Overall, Llama 2 is a truly special animal that stands out from the rest of the herd. Its unique appearance, friendly personality, and

# Model + VectorDB = RAG (Langchain)

In [16]:
from langchain.llms import HuggingFacePipeline

llm = HuggingFacePipeline(pipeline=generate_text)

In [17]:
llm(prompt="what is so special about llama 2?")

'\n everybody loves llamas, but what makes llama 2 so unique?\n\nLlama 2 is a special breed of llama that has been bred for its unique characteristics. Unlike other llamas, Llama 2 has a distinctive spot on its forehead that resembles a small nose. This spot, known as a "nose spot," is a rare genetic trait that is found in only a small percentage of llamas.\nLlama 2\'s nose spot gives it a playful and friendly appearance, making it a favorite among llama enthusiasts. The llama\'s soft, fluffy coat and gentle demeanor also contribute to its popularity.\nBut what really sets Llama 2 apart is its incredible intelligence. This llama is known to be highly curious and can solve complex problems with ease. It is also highly trainable and can learn a wide range of tasks, from pulling a cart to performing tricks.\nLlama 2\'s intelligence and friendly personality make it a joy to be around. Whether you\'re a seasoned llama owner or just a llama fan, this special breed is sure to capture your hea

In [18]:
from langchain.vectorstores import Chroma
from langchain.embeddings import OpenAIEmbeddings

from langchain.chat_models import ChatOpenAI
from langchain.chains import RetrievalQA
from langchain.embeddings.sentence_transformer import SentenceTransformerEmbeddings

In [30]:
embedding_function = SentenceTransformerEmbeddings(model_name="BAAI/bge-small-en-v1.5")
vectordb2 = Chroma(client=client,
                  collection_name = "ArxivPapers",
                  embedding_function=embedding_function,
                   )

retriever = vectordb2.as_retriever(search_kwargs={"k": 3})

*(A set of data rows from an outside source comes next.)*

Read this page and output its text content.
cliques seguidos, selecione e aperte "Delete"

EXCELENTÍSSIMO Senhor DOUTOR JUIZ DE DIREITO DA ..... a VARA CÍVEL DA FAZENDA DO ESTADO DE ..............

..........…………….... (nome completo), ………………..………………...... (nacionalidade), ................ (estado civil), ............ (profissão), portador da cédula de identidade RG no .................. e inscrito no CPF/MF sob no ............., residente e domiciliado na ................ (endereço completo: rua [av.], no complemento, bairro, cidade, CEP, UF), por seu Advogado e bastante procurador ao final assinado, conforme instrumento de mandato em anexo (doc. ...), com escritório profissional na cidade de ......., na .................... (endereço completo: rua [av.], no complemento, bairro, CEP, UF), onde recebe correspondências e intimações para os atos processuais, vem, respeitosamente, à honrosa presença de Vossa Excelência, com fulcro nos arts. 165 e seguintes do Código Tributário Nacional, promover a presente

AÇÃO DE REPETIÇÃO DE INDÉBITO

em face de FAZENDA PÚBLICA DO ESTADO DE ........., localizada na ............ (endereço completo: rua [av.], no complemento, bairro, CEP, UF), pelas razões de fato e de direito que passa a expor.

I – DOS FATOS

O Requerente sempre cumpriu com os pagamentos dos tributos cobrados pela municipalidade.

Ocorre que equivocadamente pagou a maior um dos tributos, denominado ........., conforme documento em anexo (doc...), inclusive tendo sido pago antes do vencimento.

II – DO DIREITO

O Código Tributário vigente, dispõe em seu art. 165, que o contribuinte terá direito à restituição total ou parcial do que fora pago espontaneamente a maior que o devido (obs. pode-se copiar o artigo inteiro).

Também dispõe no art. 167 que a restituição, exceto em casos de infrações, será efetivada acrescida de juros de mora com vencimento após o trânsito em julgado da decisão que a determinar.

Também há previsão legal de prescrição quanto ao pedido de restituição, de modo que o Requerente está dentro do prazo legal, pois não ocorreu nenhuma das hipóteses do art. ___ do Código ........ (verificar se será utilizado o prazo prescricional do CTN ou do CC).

# create the chain to answer questions
rag_pipeline = RetrievalQA.from_chain_type(llm=llm,
                                  chain_type="stuff",
                                  retriever=retriever,
                                  return_source_documents=True)

In [None]:
results = rag_pipeline('what is so special about llama 2?')

In [44]:
import textwrap

wrapped_text = textwrap.fill(results['result'], width=100)
print(f"Result: ", wrapped_text)

Result:   Llama 2 is a new language model that has been trained on a large corpus of text data and is
designed to be used for a variety of natural language generation tasks, including chatbots, language
translation, and text summarization. It is intended for use in commercial and research settings, and
its developers have taken steps to ensure that it is safe and reliable. However, as with any
language model, there are potential risks and limitations associated with its use, and developers
should perform safety testing and tuning tailored to their specific applications of the model.